The writer also ignores the main point of the study, which wasn’t just to repeat earlier research, which has shown improved outcomes for youth who access gender affirming care, but to suggest that the mechanism for this improvement is increasing gender congruence in appearance. In other words, they hypothesize that trans people feel better as their appearance moves closer to a cis-passing ideal. This might seem obvious, but in science it’s important to investigate seemingly-obvious things, and an unintuitive result here could have led to any number of new hypotheses to explain why cross sex hormones improved outcomes whether the person’s appearance became more cis-normative or not.

But, that didn’t happen. The study found improved gender congruence in appearance and better mood to be highly correlated.
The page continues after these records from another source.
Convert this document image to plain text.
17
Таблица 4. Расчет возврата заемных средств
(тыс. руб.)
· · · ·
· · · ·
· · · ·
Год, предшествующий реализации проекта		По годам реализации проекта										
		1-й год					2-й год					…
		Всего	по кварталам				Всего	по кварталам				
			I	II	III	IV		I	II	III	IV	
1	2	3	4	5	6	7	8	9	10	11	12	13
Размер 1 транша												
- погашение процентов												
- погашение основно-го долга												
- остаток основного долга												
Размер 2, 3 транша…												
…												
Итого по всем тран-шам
This in turn led them to suggest that the relatively slower impacts of estrogen might explain or partially explain why transfeminine youth did not show the same improvement in mental health outcomes as transmasculine youth did. (The study also provided a second possibility, which was that bias is experienced more strongly by transfeminine youth than their transmasculine peers, and this bias could be why the transfeminine youth did not show the same improvements on anxiety and depression that other youth did.)

As always, right wing outlets continue to put ideology above data, rejecting any result that doesn’t confirm their biases. It’s also important to note that accusing mainstream media of bias continues to be one of the main tools right wing media employs to dissuade their readers from consuming factual information that may contradict the right wing spin.